In Milan stores are already filled with autumn clothes, I love looking at sweaters, coats, fur vests at the end of July, it makes me pondering on what I'd like to look like this autumn 2009. Window shopping is very inspirational, it puts you in the mood to sew and create something new and one-of-a-kind..This year I would like to play on big, chunky layers (like nobody had done it before, right!?!) Voluminous scaves, soft cardigans, deconstructed jackets, elongated revers on boyfriend jackets, jogging pants, shorts with masculine silhouettes, soft knitwear and sexy sheer slip dresses à la Missoni is filling my moodboard for this upcoming Fall...
Space-dyed print and entwined yarns creadte a melange and tweed effect to die-for.
This passion about Missoni's Fall collection made me interested in digging into Missoni's history a little bit..

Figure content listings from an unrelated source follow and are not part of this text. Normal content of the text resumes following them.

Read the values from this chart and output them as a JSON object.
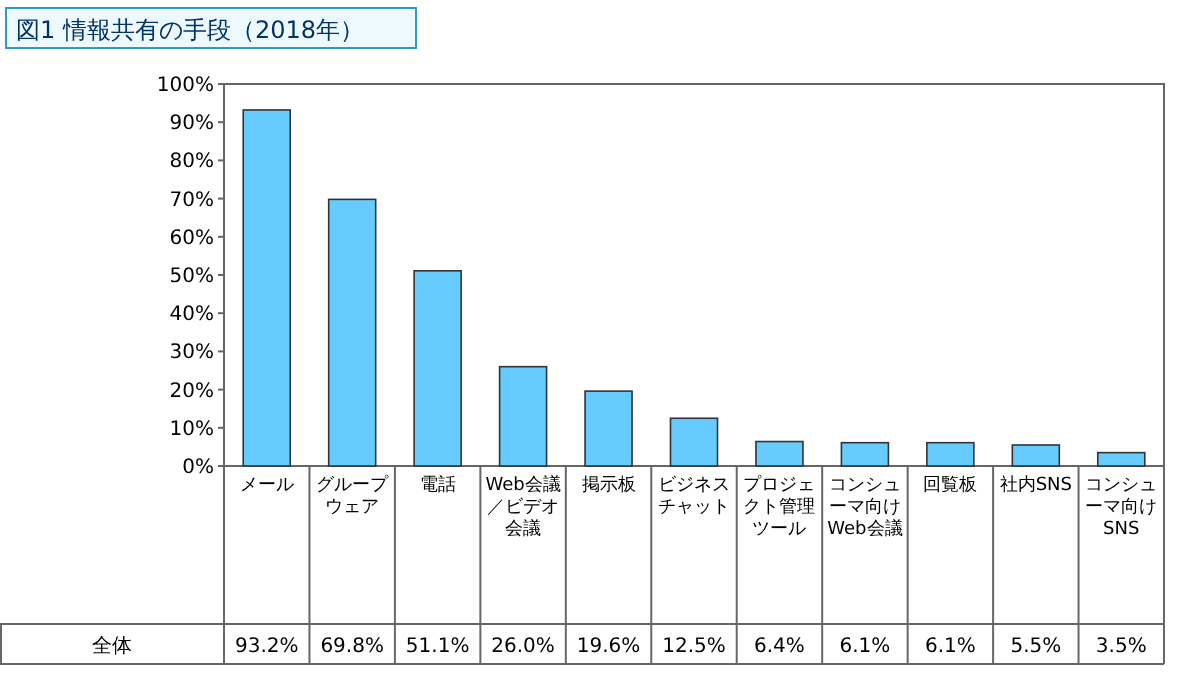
{
  "chart_data": {
    "type": "bar",
    "title": "図1 情報共有の手段（2018年）",
    "categories": [
      "メール",
      "グループウェア",
      "電話",
      "Web会議／ビデオ会議",
      "掲示板",
      "ビジネスチャット",
      "プロジェクト管理ツール",
      "コンシューマ向けWeb会議",
      "回覧板",
      "社内SNS",
      "コンシューマ向けSNS"
    ],
    "series": [
      {
        "name": "全体",
        "color": "#66ccff",
        "values": [
          93.2,
          69.8,
          51.1,
          26.0,
          19.6,
          12.5,
          6.4,
          6.1,
          6.1,
          5.5,
          3.5
        ],
        "value_labels": [
          "93.2%",
          "69.8%",
          "51.1%",
          "26.0%",
          "19.6%",
          "12.5%",
          "6.4%",
          "6.1%",
          "6.1%",
          "5.5%",
          "3.5%"
        ]
      }
    ],
    "ylim": [
      0,
      100
    ],
    "yticks": [
      {
        "value": 0,
        "label": "0%"
      },
      {
        "value": 10,
        "label": "10%"
      },
      {
        "value": 20,
        "label": "20%"
      },
      {
        "value": 30,
        "label": "30%"
      },
      {
        "value": 40,
        "label": "40%"
      },
      {
        "value": 50,
        "label": "50%"
      },
      {
        "value": 60,
        "label": "60%"
      },
      {
        "value": 70,
        "label": "70%"
      },
      {
        "value": 80,
        "label": "80%"
      },
      {
        "value": 90,
        "label": "90%"
      },
      {
        "value": 100,
        "label": "100%"
      }
    ],
    "data_labels": true
  }
}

The Missoni fashion phenomenon began in 1953 when Rosita and Ottavio "Tai" Missoni established a studio in Gallarate, a small town north of Milan.

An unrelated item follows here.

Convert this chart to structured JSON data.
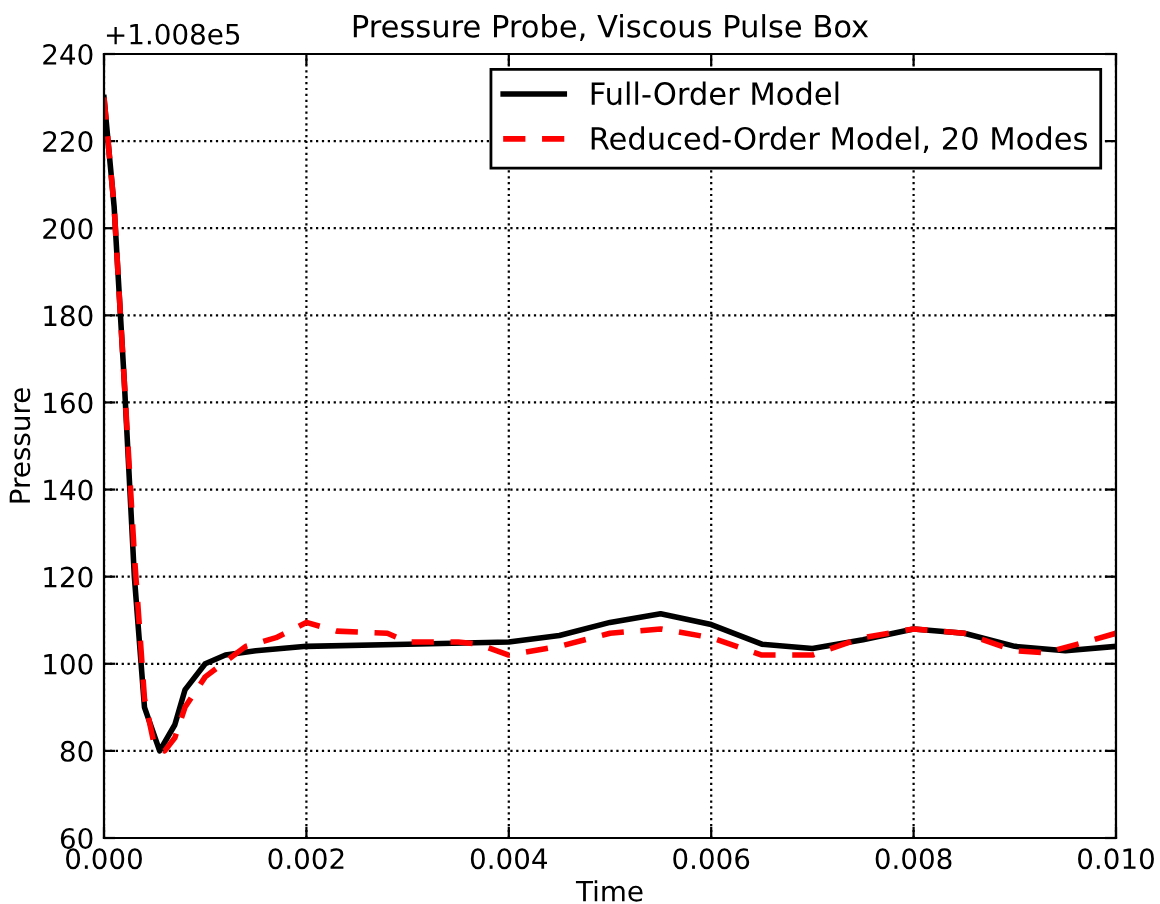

In 1958 they presented in Milan their first collection, called Milano-Simpathy, which was the first to bear the Missoni label. The business prospered, with the support of legendary editor Anna Paggi, then at Arianna.
On a trip to New York, Rosita met the French stylist Emmanuelle Khanh in 1965, which led to a collaboration and a radical new collection the following year. Their fame was assured in April 1967, when they were invited to show at the Pitti Palace in Florence. Rosita told the models to remove their bras, supposedly because they were the wrong colour and showed through the thin lamé blouses. The material became transparent under the lights and caused a sensation.The Missonis were not invited back the following year, but the business went from strength to strength, building a new factory in Sumirago in 1969.With their designs being championed in the US Diana Vreeland, editor of Vogue US, they opened their first boutique there, inside Bloomingdales.
The early 1970s saw Missoni reach the peak of their influence in the fashion world. Rosita has admitted that in the 1990s she lost interest in fashion, before handing over to her daughter Angela in 1998. Rosita now is responsible for overseeing the design of all home projects.